Tammy Haddad of Washington Imprezario said that the garden party on Saturdays was unabated each year, but said that the weekend was still a community opportunity for all the tensions over press access and independence. “Some people choose to leave, but they have the opportunity to create new connections and find common ground,” she said. (Her guests include editor Tina Brown, chefs Bobby Frey, Dr. Mehmet Oz, and celebrity doctors who have recently vowed to lead Medicare and Medicaid.)
Still, the correspondent's dinner itself carried tenors more serious than in the past few years. Some of the biggest applause came to Associated Press journalists who were caught up in a legal battle with the administration after Trump tried to restrict access to reporters because he used the term “Gulf of Mexico” in his report.
Daniels has pledged his support for the Associated Press and another outlet that was targeted by Trump's dim corn, the Associated Press and Voice of America. With no celebrities in the evening, Daniels served as keynote speaker and sought journalistic solidarity.
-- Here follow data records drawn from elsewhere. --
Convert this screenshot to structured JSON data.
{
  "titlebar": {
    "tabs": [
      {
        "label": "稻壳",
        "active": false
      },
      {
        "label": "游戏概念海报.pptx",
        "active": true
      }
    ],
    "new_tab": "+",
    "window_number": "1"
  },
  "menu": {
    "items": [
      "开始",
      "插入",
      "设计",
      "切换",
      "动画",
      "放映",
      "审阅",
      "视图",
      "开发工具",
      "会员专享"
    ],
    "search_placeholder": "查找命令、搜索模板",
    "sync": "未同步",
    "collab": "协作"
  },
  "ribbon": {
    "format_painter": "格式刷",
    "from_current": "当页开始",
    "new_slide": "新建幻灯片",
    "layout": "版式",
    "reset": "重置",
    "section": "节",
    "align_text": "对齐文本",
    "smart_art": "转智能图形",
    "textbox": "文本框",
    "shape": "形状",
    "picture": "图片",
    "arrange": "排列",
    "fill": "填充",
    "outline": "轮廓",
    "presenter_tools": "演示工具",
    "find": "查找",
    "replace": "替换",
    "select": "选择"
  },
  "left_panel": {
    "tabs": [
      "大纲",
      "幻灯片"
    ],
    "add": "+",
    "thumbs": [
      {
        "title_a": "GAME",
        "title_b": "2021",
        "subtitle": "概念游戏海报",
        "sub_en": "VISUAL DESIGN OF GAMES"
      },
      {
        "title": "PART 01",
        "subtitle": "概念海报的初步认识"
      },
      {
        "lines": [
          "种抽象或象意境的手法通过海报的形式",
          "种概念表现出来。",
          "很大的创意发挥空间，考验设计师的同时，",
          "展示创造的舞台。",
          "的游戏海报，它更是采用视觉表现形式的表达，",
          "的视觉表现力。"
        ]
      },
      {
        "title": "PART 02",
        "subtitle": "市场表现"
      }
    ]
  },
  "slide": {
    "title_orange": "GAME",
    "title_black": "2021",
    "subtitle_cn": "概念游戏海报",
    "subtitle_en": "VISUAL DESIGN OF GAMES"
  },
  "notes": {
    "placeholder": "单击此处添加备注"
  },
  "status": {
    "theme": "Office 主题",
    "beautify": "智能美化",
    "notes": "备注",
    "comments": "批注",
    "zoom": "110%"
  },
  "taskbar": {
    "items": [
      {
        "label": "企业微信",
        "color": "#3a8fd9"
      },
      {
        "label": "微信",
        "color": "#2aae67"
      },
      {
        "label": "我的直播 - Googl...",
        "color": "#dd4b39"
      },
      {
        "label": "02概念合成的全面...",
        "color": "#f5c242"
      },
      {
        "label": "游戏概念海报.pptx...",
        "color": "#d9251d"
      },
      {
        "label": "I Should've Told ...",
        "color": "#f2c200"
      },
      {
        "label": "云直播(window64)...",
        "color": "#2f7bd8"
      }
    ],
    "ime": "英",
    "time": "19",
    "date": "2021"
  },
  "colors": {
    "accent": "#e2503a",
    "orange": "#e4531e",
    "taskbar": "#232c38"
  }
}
“I'm against not us,” he said. “What we are not, the enemy of the people, and what we are not, the enemy of the nation.” He called journalists “competitive and forced,” but “humans” are also “humans,” and he focuses on the efforts that reporters make sure that accurate information reaches the public.
In an interview, top journalists from multiple news outlets said it was nearly impossible to convince celebrities and lawmakers to attend as guests. One reporter said there was a “dozen” list of people who refused an invitation to attend a publication's table.
This is a dinner that once attracted many people like George Clooney and Steven Spielberg. On Saturday, the town's most AU cow actor appeared to be Jason Isaacs, the British man who played his father in the latest edition of “The White Lotus,” where the character spent the season fantasizing about murder and suicide.
Atlantic correspondent Mark Leibovich said it was exhilarating to spend the night focused more on reporting acts than the comedian's speeches.
Still, he added, “I wish we could use the time we got from it to leave an hour ago.”
The Correspondents Association represents hundreds of journalists who regularly cover the White House mechanisms. That autonomy has been repeatedly undermined by the Trump administration, breaking precedents by hand, granting access to a “pool” covering smaller presidential events and allowing access to a “pool” signaling plans to shake up the seating charts of the James S. Brady Press Briefing Room. (For decades, the Correspondents Association has overseen the pool and seating charts.)
In February, the group announced that actress and talk show host Amber Ruffin would become a dinner entertainer. Last month, Ruffin's appearance was cancelled. She appeared on a podcast where she called the Trump administration “a kind of bunch of murderers.”
Daniels said “I hope that the focus will not be on the politics of division.”
Ruffin cancelled her set and chuckled the group, saying, “That's what we say in the First Amendment so that we can be kind to Republicans at fancy dinners.”
During Trump's first term in office for the past few years, including 2018 – the White House spokesman attended dinner and sat on Day. Trump's current spokesman, Karoline Leavitt, said he declined the invitation.
On Friday, in an interview with Axios reporter Mike Allen, Leavitt was asked to explain the news media in a word.
“I'm exhausted,” she said with a smile.